Given the point $P(a, 2)$ lies on the curve, we substitute into the original equation:

$2 = a^{\frac{1}{3}} \Rightarrow a = 2^3 = 8.$

Now evaluating $x^{\frac{1}{3}}$ near the vicinity of $2$:
For $a = 1.5$,
$1.5^{\frac{1}{3}} \approx 1.144\ ext{ and for } a = 1.6, \\ 1.6^{\frac{1}{3}} \approx 1.171.$
This shows that as $a$ approaches between 1.5 and 1.6, the values of $y$ remain between $(1.144, 1.171)$, confirming that $1.5 < a < 1.6$.

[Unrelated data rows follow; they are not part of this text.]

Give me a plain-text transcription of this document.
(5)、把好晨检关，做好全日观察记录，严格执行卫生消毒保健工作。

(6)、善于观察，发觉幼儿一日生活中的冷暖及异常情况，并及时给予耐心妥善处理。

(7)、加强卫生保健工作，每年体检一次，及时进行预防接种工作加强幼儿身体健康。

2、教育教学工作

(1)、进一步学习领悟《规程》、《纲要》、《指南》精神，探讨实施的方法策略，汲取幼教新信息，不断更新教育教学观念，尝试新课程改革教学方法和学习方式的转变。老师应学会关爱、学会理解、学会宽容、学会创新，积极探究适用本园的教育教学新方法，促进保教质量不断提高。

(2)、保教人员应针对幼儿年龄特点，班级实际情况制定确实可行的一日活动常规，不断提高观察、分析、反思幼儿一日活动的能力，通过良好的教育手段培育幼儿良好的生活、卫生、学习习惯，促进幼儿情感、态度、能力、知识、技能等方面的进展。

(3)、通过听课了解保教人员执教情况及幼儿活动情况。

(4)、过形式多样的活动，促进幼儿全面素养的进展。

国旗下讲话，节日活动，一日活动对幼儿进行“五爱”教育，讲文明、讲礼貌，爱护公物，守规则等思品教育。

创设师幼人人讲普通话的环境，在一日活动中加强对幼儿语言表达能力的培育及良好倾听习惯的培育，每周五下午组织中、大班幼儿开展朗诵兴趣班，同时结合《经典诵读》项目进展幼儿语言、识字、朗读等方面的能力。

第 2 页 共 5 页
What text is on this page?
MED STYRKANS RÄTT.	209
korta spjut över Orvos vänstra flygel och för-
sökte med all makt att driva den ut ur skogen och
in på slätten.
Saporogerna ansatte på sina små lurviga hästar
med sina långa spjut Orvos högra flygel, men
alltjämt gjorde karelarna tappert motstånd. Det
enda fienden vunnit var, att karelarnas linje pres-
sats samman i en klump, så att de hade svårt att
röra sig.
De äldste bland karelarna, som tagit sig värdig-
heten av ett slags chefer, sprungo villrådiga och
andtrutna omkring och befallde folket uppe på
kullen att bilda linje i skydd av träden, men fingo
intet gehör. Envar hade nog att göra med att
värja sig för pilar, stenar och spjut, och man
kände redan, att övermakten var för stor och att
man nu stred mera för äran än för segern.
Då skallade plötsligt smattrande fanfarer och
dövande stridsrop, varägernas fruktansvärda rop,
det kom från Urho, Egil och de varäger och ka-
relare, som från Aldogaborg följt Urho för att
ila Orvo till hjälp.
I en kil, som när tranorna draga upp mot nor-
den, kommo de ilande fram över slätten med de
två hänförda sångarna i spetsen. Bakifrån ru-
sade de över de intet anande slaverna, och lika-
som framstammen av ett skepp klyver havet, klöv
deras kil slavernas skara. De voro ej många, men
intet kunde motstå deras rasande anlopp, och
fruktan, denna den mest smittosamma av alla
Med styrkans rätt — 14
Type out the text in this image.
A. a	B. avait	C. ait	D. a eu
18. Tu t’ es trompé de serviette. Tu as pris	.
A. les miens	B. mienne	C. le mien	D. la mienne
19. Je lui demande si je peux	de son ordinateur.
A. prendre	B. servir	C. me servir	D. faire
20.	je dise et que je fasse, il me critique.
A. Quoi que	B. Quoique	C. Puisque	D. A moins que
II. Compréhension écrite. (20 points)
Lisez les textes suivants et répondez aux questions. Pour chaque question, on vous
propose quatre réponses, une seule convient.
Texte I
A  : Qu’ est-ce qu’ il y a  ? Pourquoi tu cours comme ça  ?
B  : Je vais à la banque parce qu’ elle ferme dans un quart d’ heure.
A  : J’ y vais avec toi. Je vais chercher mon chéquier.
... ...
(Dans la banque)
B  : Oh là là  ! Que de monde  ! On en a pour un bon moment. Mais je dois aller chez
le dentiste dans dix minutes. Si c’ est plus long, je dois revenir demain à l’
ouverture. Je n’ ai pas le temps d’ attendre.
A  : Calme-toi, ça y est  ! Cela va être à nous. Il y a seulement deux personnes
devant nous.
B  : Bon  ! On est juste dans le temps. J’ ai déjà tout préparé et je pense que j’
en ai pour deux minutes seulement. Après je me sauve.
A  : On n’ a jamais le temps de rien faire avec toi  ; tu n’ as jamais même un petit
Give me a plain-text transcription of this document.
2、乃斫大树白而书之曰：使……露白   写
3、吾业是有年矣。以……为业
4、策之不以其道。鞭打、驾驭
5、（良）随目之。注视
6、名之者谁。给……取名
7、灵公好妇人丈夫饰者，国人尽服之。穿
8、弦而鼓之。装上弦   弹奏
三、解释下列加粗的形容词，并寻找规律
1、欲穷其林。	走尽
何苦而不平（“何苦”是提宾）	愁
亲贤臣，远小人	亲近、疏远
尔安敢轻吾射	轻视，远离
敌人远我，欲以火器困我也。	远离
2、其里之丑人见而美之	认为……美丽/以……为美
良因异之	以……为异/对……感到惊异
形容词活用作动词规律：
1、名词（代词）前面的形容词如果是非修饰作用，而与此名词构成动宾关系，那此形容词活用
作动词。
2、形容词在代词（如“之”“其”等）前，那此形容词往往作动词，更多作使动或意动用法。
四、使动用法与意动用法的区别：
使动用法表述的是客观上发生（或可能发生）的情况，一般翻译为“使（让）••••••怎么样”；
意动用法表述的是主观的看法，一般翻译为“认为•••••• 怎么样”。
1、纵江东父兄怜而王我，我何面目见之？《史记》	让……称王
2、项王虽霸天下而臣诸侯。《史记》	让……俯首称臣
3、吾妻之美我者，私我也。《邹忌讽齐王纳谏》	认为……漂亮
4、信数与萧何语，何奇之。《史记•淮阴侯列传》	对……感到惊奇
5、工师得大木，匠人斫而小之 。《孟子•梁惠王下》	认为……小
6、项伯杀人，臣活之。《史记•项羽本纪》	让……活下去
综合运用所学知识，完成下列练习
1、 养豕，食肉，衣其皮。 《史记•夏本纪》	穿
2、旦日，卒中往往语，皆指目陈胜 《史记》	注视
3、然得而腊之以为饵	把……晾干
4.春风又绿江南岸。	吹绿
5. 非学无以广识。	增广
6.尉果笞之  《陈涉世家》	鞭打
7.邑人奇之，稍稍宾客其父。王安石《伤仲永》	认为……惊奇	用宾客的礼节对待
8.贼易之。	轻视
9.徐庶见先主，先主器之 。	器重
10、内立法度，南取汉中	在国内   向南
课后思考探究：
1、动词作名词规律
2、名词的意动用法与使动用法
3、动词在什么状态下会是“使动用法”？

Using the iteration formula $x_{n+1} = 2x_n^2$, we start with $x_1 = 1.5$:

1. Calculate $x_2$:
   $x_2 = 2(1.5)^2 = 2(2.25) = 4.5.$

2. Calculate $x_3$:
   $x_3 = 2(4.5)^2 = 2(20.25) = 40.5.$

Thus, $x_3 = 40.5$.

As we apply the iteration formula repeatedly, the sequence $x_n$ increases rapidly since with each iteration we square the previous value and multiply by 2. Therefore, as $n$ approaches infinity, $x_n$ heads towards infinity:

$\lim_{n \to \infty} x_n = \infty.$
Hence, the long-term behaviour of $x_n$ is that it diverges to infinity.